Leyes a las que no se pone un ápice de reflexión, seso o análisis. Populismo desalmado y sin tapujos. Intentos de llamar la atención cuando el coronavirus ya les quitó todas las cámaras y a nadie le interesa ir a su circo. Sesiones presenciales que amenazan repartir no solo un “contagioso” populismo, sino un virus que ya ha costado tres congresistas infectados. Cuando todos reclamamos que se dé el ejemplo, estos señores y señoras hacen exactamente lo contrario.

Nada de esto es culpa de la pandemia o de la mala suerte. Tampoco es culpa de la inocencia de quienes creían que con un poco de buena voluntad podía mejorarse al Congreso. No es culpa solo de Urresti (aunque es difícil desasociarlo del desastre de Legislativo que tenemos).

Todo es consecuencia del absoluto desapego de los peruanos por la institucionalidad y por no tener reglas que nos orienten hacia el desarrollo de una política diferente. Es nuestra apatía por hacer una verdadera reforma política. Hemos metido los mismos ingredientes a la olla. No podemos esperar que el plato sepa diferente.

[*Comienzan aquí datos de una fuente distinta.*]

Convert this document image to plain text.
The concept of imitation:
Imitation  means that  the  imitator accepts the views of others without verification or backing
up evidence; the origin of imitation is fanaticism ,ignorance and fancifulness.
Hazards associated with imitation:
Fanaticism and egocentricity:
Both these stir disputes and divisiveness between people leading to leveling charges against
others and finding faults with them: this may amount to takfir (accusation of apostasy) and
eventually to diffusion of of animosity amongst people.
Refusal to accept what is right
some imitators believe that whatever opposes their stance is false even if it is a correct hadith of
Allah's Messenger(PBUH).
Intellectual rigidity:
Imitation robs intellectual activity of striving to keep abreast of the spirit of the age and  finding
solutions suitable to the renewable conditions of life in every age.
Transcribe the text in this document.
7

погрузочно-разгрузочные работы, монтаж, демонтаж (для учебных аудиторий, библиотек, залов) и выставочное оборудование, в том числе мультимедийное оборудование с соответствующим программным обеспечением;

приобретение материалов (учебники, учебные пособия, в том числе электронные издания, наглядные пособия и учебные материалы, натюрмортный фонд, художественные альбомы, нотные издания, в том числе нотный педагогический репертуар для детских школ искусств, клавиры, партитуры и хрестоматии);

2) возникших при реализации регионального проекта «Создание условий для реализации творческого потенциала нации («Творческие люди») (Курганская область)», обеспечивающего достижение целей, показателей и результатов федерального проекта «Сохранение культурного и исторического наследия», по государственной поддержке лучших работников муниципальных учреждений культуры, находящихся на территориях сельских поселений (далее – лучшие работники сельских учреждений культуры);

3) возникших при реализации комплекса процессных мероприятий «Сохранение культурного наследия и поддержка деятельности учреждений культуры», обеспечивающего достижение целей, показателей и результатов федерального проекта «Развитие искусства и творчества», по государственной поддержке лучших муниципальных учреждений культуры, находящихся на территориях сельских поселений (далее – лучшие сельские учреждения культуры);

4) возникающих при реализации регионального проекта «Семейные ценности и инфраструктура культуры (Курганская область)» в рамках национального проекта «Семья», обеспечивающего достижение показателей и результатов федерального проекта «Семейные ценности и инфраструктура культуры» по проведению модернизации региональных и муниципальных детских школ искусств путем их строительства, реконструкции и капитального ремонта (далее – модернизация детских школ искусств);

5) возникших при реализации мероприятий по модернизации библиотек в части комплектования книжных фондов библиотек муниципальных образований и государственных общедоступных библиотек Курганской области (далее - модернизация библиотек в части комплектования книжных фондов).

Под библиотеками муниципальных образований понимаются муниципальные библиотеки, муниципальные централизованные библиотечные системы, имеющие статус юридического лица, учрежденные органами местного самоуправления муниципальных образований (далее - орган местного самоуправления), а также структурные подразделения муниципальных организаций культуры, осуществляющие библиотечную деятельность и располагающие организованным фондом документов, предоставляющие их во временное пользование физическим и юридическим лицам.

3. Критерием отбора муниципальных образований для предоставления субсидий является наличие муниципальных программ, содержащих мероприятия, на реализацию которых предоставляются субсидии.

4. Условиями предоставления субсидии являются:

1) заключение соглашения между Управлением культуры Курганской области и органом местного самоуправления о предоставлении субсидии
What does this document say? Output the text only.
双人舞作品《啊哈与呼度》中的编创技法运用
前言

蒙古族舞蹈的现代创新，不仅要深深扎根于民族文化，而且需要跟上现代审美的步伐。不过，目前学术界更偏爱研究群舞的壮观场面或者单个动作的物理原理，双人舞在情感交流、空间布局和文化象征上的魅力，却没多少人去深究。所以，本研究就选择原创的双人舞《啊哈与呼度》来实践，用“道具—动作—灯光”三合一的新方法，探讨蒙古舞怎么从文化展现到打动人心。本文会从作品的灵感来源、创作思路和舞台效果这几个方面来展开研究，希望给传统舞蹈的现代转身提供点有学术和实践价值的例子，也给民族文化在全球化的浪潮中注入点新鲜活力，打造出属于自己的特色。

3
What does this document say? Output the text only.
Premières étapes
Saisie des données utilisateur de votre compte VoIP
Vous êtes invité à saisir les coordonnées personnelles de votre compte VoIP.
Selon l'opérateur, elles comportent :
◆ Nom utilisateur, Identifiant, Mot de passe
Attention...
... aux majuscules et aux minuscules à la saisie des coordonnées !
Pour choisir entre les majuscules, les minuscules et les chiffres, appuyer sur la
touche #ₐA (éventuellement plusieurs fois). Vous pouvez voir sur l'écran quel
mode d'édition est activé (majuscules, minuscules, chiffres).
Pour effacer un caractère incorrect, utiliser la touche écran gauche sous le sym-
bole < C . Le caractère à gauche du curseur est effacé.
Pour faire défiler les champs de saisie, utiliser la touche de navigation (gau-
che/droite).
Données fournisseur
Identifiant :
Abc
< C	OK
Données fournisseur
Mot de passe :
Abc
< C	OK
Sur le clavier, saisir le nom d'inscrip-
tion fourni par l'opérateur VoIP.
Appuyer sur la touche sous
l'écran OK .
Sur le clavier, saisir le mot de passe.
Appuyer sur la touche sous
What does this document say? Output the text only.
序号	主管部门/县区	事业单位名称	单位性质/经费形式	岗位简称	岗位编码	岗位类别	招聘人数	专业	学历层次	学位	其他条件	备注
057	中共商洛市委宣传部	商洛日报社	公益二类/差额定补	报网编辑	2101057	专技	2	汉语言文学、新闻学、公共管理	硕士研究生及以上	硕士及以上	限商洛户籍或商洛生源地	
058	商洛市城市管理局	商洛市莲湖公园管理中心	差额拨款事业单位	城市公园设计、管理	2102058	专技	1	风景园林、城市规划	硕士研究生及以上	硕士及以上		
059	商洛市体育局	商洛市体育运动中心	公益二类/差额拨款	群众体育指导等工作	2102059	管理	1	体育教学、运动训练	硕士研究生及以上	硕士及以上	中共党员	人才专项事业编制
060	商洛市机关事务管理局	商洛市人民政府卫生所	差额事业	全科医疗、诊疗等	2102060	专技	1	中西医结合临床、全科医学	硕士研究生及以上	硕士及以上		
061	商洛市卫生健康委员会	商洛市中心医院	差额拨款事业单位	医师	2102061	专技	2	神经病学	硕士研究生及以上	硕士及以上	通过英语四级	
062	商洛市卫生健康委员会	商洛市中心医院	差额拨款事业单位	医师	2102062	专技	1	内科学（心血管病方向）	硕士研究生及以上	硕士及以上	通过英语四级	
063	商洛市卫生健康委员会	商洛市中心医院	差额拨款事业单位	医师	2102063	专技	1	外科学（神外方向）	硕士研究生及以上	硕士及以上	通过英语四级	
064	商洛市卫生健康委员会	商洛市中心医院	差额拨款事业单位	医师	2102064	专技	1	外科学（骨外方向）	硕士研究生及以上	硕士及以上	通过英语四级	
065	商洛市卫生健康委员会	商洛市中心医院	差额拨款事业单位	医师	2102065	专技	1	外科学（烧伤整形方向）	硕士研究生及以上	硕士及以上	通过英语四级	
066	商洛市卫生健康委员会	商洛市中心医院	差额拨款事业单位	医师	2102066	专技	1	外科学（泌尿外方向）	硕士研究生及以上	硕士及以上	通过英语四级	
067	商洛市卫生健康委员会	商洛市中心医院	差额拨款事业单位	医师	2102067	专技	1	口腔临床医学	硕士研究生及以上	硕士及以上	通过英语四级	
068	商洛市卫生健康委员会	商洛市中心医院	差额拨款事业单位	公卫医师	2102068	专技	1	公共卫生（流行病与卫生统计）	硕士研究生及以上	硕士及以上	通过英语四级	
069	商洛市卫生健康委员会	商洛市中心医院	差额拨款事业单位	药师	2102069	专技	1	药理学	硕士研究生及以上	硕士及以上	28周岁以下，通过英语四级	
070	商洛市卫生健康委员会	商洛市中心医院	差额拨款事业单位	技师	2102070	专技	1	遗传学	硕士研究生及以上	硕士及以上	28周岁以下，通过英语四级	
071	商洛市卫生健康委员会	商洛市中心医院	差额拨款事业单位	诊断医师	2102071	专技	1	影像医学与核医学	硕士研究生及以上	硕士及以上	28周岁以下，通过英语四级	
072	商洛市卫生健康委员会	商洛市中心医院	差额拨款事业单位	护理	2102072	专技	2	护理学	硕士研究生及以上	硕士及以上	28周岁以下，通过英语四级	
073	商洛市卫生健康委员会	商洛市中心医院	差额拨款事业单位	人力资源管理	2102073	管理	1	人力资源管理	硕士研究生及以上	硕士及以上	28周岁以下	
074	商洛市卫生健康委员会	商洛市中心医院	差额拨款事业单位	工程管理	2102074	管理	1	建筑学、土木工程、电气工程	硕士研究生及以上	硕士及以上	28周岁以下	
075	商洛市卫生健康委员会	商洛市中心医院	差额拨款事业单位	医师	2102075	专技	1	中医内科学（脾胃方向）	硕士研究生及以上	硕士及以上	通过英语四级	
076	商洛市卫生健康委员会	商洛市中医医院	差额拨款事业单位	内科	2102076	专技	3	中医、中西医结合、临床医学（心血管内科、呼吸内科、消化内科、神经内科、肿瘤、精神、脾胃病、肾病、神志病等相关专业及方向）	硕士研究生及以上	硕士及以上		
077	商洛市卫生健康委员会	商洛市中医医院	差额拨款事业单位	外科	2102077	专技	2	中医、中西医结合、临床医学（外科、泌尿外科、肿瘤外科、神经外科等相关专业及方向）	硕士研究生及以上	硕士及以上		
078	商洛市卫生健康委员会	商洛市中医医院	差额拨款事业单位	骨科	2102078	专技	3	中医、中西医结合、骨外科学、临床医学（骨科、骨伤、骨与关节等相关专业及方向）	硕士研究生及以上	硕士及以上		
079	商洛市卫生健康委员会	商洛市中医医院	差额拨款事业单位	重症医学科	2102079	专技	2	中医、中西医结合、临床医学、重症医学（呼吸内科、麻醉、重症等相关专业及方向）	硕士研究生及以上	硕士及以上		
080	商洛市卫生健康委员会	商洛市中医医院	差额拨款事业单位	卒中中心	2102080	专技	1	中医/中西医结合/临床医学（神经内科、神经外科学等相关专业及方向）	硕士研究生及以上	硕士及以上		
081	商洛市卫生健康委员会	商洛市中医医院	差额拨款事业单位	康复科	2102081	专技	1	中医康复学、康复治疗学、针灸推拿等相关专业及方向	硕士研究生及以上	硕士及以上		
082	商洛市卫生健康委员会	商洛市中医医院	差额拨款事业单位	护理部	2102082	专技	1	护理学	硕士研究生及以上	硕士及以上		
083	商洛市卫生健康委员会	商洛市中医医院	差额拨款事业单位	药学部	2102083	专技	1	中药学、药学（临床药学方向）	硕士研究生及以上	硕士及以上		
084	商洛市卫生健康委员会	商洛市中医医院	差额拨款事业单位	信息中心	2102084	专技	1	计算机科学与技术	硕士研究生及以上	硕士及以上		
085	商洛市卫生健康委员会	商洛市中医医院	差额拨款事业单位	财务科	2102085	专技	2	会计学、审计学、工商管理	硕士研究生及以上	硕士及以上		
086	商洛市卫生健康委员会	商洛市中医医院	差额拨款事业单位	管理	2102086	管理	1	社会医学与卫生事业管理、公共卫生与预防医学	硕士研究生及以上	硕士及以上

Buena parte de la culpa es de Vizcarra por vender una reforma política tan falsas como las noticias que sugieren que masticando kion o haciendo gárgaras con bicarbonato te curarás del coronavirus.

En un mundo paralizado por una disrupción tan profunda que marcará la historia en un antes y un después, el Congreso debería alejarse de esa coyuntura. Su acción, antes que ayudar, perturba. Si algo no se necesita son más disrupciones ni reemplazar la prepotencia fujimorista con un populismo desbocado dirigido a desplazar de las primeras planas el conteo de infectados y fallecidos por la enfermedad. 

Solo debemos pedir cabeza fría y humildad. Que los congresistas “se queden en su casa”. Qué pena tener que pedir peras al olmo.

Este artículo fue publicado originalmente en Perú 21 (Perú) el 12 de abril de 2020.